A Workshop organised by The Biotechnology Information Strategic Forum, with support from DGXII of the Commission of the European Communities, and held at Purmerend, The Netherlands, May 1997
The workshop - Financing Biotechnology Databases was held at the Golden Tulip Hotel, Purmerend, The Netherlands in May 1997. It was organised by The Biotechnology Information Strategic Forum, with support from DGXII of the Commission of the European Communities.
Conclusions
Biotechnology is crucial to a number of key industries, such as pharmaceutical and agriculture, which are themselves essential to the economic competitiveness of Europe.
Bioinformatics, and the relevant biotechnology databases, are essential to research and development; they are every bit as crucial to the research process as chemical reagents, apparatus and other traditional tools. Funders, and senior scientific policy makers, should work to develop long-term, stable, information facilities upon which biotechnology research can be based. This infrastructure will be based upon databases, services and IT developments, all interwoven into a coordinated infrastructure.
Few national and international funding organisations pay long-term support grants for database maintenance, and the majority of biotechnology database funding has come from R&D budgets. While this can be defended when the database is a part of the research project (even as an integral tool), it ceases to be so when the database has grown to become a tool for other researchers.
The growth in bioinformatics is such that there will not be sufficient money in the public purse to maintain all the databases that are required to support the biotechnology R&D environment. Europe should examine how cooperation between the public sector and commercial services can lead to every user being able to best access the data they require. This will require discussions between academics and commercial partners and users, to ensure that the different players all interact with each other to provide the best possible service for the money available. In defining this we must identify what Europe needs in terms of databases and infrastructure to ensure its biotech R&D thrives.

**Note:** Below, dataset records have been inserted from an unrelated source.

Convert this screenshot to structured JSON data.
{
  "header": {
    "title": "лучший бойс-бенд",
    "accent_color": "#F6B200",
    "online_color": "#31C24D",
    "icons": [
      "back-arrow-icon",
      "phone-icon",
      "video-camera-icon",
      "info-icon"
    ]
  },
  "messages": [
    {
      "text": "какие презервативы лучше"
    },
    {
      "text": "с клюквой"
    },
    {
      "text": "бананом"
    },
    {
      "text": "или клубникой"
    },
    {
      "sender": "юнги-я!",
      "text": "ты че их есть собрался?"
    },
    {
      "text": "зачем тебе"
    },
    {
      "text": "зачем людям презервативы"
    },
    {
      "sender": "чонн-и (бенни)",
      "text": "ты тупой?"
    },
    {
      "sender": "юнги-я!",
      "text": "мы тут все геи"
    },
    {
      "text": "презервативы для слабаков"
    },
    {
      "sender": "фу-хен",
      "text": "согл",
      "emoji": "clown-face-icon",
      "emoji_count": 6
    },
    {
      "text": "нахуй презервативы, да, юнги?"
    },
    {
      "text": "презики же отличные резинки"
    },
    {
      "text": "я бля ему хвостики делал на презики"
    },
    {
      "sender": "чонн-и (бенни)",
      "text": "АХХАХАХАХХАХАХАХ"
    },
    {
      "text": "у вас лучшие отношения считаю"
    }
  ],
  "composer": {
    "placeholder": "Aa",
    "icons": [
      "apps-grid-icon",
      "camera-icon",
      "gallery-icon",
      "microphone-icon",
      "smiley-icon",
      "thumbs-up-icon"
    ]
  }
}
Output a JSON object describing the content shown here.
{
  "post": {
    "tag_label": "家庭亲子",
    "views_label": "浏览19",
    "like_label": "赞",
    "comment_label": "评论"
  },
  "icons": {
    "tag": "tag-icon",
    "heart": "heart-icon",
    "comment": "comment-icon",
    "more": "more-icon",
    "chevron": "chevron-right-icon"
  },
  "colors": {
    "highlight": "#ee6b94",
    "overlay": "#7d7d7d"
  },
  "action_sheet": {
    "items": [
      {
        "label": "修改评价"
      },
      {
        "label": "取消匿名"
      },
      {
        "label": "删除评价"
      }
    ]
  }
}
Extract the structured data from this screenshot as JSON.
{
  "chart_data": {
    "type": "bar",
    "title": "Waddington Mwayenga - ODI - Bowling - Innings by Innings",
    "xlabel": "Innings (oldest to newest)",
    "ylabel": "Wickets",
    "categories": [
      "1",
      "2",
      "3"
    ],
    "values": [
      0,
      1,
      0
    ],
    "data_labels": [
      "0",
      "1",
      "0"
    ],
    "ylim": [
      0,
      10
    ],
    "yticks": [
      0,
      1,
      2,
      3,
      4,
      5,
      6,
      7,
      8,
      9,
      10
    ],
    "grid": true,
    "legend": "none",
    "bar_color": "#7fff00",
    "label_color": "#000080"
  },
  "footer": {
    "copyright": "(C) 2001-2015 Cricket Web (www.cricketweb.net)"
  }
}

Databases need time to grow to a size where they are useful, and to obtain the trust and recognition they require to form an essential part in a research story. They need to be curated, validated, maintained and archived for the widest group of users. Such demands require a stable, assured, funding structure. Under current funding rules, it is almost inevitable that many excellent databases will eventually cease to be funded as they will be unable to obtain funds through R&D programmes. Unless steps are taken to develop new structures, this will lead to their disappearance and the research community will suffer. Furthermore, as a database ceases to be useful when it is no longer updated, the previous effort and investment is also wasted. There are numerous examples of this having happened in the microbiology field and it must not be allowed to happen in the new bioinformatics areas.
The present funding regime is unsatisfactory and unsustainable. While R&D money can be used to start a database, long-term, stable funding, or commercial market practices, or both, are required when the database is mature and exploitable.
Nevertheless, databases should always serve a market need. In general the market should therefore be used to finance such projects, and new forms of database funding will have to be found. Models to be researched should include commercialisation but also new charging algorithms where factual (sometimes publicly funded) databases are supported through being offered alongside commercial services. Joint marketing can save effort, and it is clear that placing different databases in the same environment can be cost efficient. Funding authorities should also encourage realistic attitudes towards the cost of information by making provision within R&D grants for the purchase of information and the access to the relevant databases (N.B., the situation at Pfizer shows that industry is willing to pay for critical information).
There is a clear role for the public funding authorities in the development and support of some databases. Basic factual, databases (e.g. the EMBL Nucleotide Sequence Data Library) should be funded from public resources and made available on the free in/free out principle. Even so, such funding should not come from R&D budgets but should be drawn from infrastructure funds designed and administered to best serve the market needs they support. Such funds must not distort the information market place and so careful discussion with ALL information providers must take place to ensure that users and producers are able to operate in clearly defined surroundings.
The global electronic village means that Europe must also investigate better working relationships with the US and Japan to ensure that each benefits and thrives without undermining the other.
Bioinformatics therefore requires large investments from both public and private organisations. This expenditure must be protected and investors have to be given a fair chance to recoup their money. The present American policy of distributing added-value databases such as MEDLINE for below the cost price greatly distorts the market and threatens, not only all the other competitive databases that have to earn their living through direct sales, but also the information infrastructure biotechnology relies upon; investors have to be protected and Europe must ensure that it too continues to play a major role in the production and use of international biotechnology information services. More effort and cooperation is required. The EC should support such initiatives and should also recognise that although the scientific information sector is not that large, its importance to key industries such as agriculture and pharmaceutical is such that it is in fact an essential enabling industry. If access to information is denied, or if all information sources become American, European research will suffer enormously.